A preparação biológica que protege contra doenças exige o máximo cuidado. Testes e ensaios. E pode demorar oito a dez anos a estar pronta a ser usada.
Comecemos pelo início. O nosso corpo tem um sistema imunitário, sempre com as antenas no ar, que dá sinal quando agentes estranhos penetram no organismo. Podem ser vírus, bactérias, parasitas, fungos. Há uma reação, uma resposta inflamatória e é preciso eliminar o que causa perigo.
O primeiro reconhecimento desse elemento estranho demora algum tempo, cerca de duas semanas para atingir a máxima intensidade. Será mais rápido nas vezes seguintes, nas experiências ao mesmo agente patogénico, uma vez que o sistema já tem memória, células ativadas prontas a responder, atuando depressa para nossa proteção.
“As vacinas tentam imitar esse primeiro contacto em que se cria a memória”, explica Pedro Madureira, especialista em vacinas, bioquímico, doutorado em imunologia, investigador do i3S – Instituto de Investigação e Inovação em Saúde, no Porto.
As vacinas, que são uma preparação biológica, são o próprio vírus (ou agente patogénico) num tubo que é injetado no corpo, evidentemente com outras características, ou seja, sem capacidade de infetar, sem causar doenças. E é esse o truque. Fazer bem e não mal com um sistema imune preparado para qualquer ataque do exterior.
Neste momento, cientistas em várias partes do Planeta dão tudo por tudo para tentar criar a vacina que trave a pandemia da Covid-19, que já fez milhares de mortos em tantos países. São tempos excecionais que exigem prazos e regras excecionais.
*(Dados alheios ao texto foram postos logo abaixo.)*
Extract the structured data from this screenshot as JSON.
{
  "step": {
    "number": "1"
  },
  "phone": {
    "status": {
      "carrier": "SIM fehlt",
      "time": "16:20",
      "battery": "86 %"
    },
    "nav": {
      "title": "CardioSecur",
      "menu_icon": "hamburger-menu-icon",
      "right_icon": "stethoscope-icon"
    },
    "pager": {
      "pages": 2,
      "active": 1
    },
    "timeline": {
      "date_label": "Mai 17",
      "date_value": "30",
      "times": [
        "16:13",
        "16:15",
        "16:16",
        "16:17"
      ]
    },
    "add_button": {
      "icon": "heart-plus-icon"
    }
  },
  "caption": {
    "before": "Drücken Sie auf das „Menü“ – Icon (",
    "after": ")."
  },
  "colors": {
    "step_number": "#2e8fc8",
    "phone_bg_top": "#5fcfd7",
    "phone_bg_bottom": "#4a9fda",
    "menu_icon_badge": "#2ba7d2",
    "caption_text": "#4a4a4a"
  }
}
Ainda assim, estima-se que essa vacina só esteja pronta no próximo ano. Seria um tempo recorde, apesar de tudo, já que uma vacina demora, em média, oito a dez anos a estar pronta e a chegar ao mercado.
Testes em animais, ensaios em humanos
Há um longo caminho até uma vacina ser usada pela população em todo o Mundo. Muito conhecimento, muita técnica, extrema perícia, testes e ensaios clínicos. Mas é de extrema importância. “É a única ferramenta que consegue erradicar doenças infecciosas”, assinala Pedro Madureira.
Um dos primeiros passos passa por neutralizar ou atenuar o agente infeccioso, seja um vírus ou uma bactéria, após a sua identificação e a sequenciação do seu genoma. É um processo rápido. Depois, é preciso perceber se os microrganismos atenuados são suficientes para permitir a produção de anticorpos capazes de proteger contra a infeção. É uma tarefa complexa.
Há três fases na produção de uma vacina e cada passo requer autorizações de entidades internacionais. Há regras – não podia ser de outra forma – a cumprir ao milímetro neste delicado campo da saúde. Depois dos testes feitos em modelos animais, avança-se para a etapa seguinte, para o que se vai passar no ser humano. Pode ser tudo diferente.
“A fase 1 é para despistar toxicidade, qualquer efeito adverso.” Pode demorar um ano, no mínimo. “A vacina tem um efeito preventivo, fica para a vida toda.” Por isso, é necessário analisar à lupa consequências crónicas.
Na segunda fase, testa-se a eficácia, se possível em diversos laboratórios, em países diferentes, o que pode demorar mais de dois anos. Tenta-se perceber se há um aumento de anticorpos no sangue prontos a responder ao ataque do agente patogénico. São esses anticorpos que impedem a entrada do que é mau e perigoso nas nossas células.
A terceira fase é igual à anterior, mas em larga escala, com muito mais voluntários. Os ensaios clínicos demoram anos. Pedro Madureira calcula que uma vacina pode demorar entre oito e dez anos a estar pronta. “É um processo altamente regulado, não se pode facilitar, é da vida que estamos a falar.”
Anos, doses, reforços
As vacinas são o meio mais eficaz e seguro de proteção contra determinadas doenças. O Programa Nacional de Vacinação tem indicações precisas de idades, doses, reforços, a cada altura da nossa vida. Tudo isso é devidamente registado no nosso boletim de saúde. Logo à nascença, é dada a primeira dose da vacina contra a hepatite B. Aos dois meses, as primeiras doses contra a difteria, tétano, tosse convulsa, entre outras. Aos quatro, seis, 12, 18 meses, mais vacinas, como a do sarampo. Aos cinco e aos dez anos, mais doses e reforços. Os reforços das vacinas contra o tétano e difteria, em doses reduzidas, são feitos aos 10, 25, 45, 65 anos de idade – depois disso, de dez em dez anos.